The Prime Minister requests the reinforcement of cybersecurity
|
In the official dispatch, the Prime Minister declared that numerous official documents have been sent to ministries, sectors, and localities regarding the enhancement of cybersecurity. However, some sectors and fields have yet to fully comprehend and prioritize resource allocation for implementation. This has led to incidents that compromise cybersecurity and pose potential threats to the safety of Vietnam’s cyberspace.
Furthermore, numerous information systems deployed by organizations and businesses to provide online services to citizens and enterprises have far-reaching societal impacts. As such, the utmost priority must be given to ensuring the cybersecurity of information systems belonging to government agencies, organizations, and businesses.
The official dispatch emphasizes that cyberattacks, particularly ransomware attacks, have surged recently and may continue to escalate in the near future.
In light of this, the Prime Minister has issued instructions to Ministers, Heads of ministerial-level agencies and government bodies, and Chairmen of provincial and municipal People’s Committees, as well as organizations, agencies, and businesses, to directly oversee and assume responsibility for cybersecurity.
Those responsible will be held legally accountable to the Prime Minister if the information systems under their management fail to maintain cybersecurity, leading to serious incidents.
The Prime Minister has also requested a comprehensive review and assessment of cybersecurity for information systems under their management, based on guidelines provided by the Ministry of Information and Communications. The results must be submitted to the Ministry of Information and Communications by April 30, 2024.
Strict adherence to the deadline for approving security level proposals for 100% of information systems under management, implementing and deploying cybersecurity measures in accordance with approved security level proposals.
Regular utilization of cybersecurity support platforms provided by the Ministry of Information and Communications to enhance the effectiveness of cybersecurity management and law enforcement…
Quarterly cybersecurity reports
In the event of a cyberattack, the official dispatch mandates immediate reporting of the incident to the relevant authority, specialized incident response unit, and the National Coordination Agency, as well as agencies and businesses responsible for cybersecurity management.
Compliance with incident response coordination from the National Coordination Agency and relevant authorities in: information gathering and analysis; incident handling and resolution; cause identification and source tracing; and public statements and information release…
Provision of comprehensive information on the incident, damages, and related details to the National Coordination Agency, as well as a summary, analysis, evaluation, and lessons learned, to be reported to the National Coordination Agency for compilation and dissemination.
Quarterly reports on the cybersecurity status of information systems under management must be submitted to the Ministry of Information and Communications by the 20th of the last month of each quarter.
In addition to these general tasks, the Prime Minister has instructed the Ministers of the following Ministries: Transport, Industry and Trade, Natural Resources & Environment, Information and Communications, Health, Finance, Government Office, State Bank, and the People’s Committees of Ho Chi Minh City and Hanoi to complete the approval of security level proposals for 100% of information systems by September 2024.
Regularly conduct cybersecurity audits and assessments as prescribed (minimum of once every two years for level 1 and level 2 systems; once a year for level 3 and level 4 systems; once every six months for level 5 systems), and actively identify and eliminate threats to the information systems of organizations and businesses.
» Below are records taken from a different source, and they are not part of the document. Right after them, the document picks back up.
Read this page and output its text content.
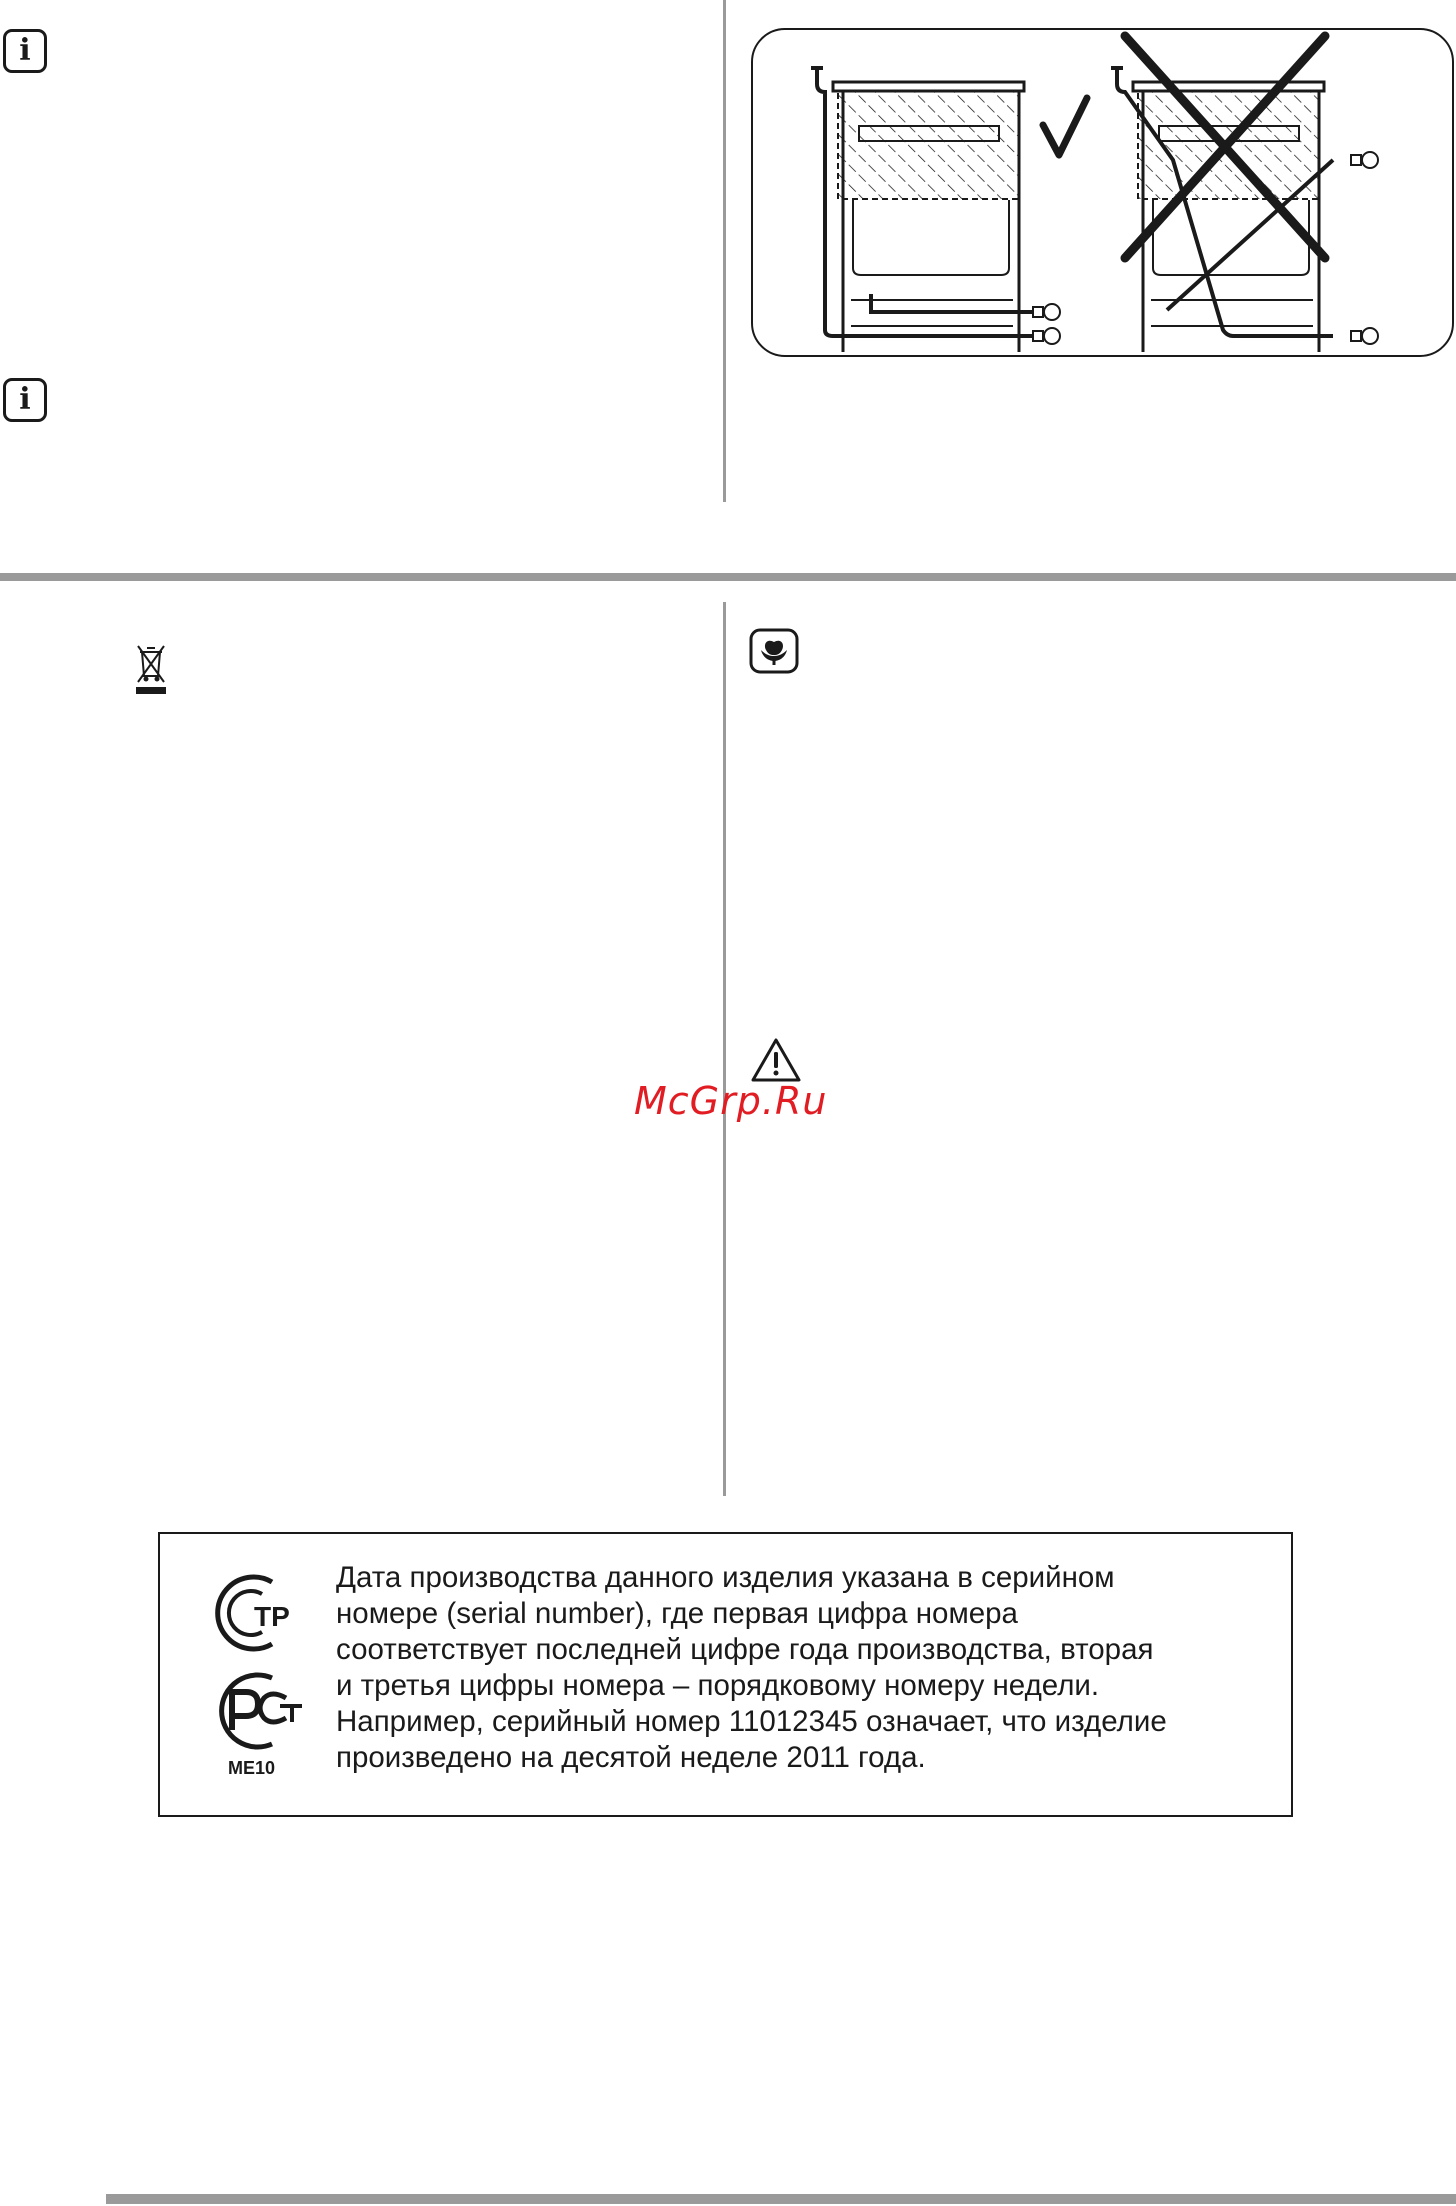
i
i
McGrp.Ru
ТР
ME10

Дата производства данного изделия указана в серийном

номере (serial number), где первая цифра номера

соответствует последней цифре года производства, вторая

и третья цифры номера – порядковому номеру недели.

Например, серийный номер 11012345 означает, что изделие

произведено на десятой неделе 2011 года.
For the Ministry of Information and Communications, the Prime Minister has requested guidance for ministries, sectors, and localities to review and assess the cybersecurity status of information systems belonging to government agencies, organizations, and state-owned enterprises by April 11, 2024. Summarize the findings and submit a report to the Prime Minister by April 30, 2024.
Provide guidance to agencies responsible for key sectors requiring cybersecurity prioritization to conduct reviews, assessments, and report on the cybersecurity status of organizations and enterprises by April 20, 2024. Summarize the findings and submit a report to the Prime Minister by May 10, 2024.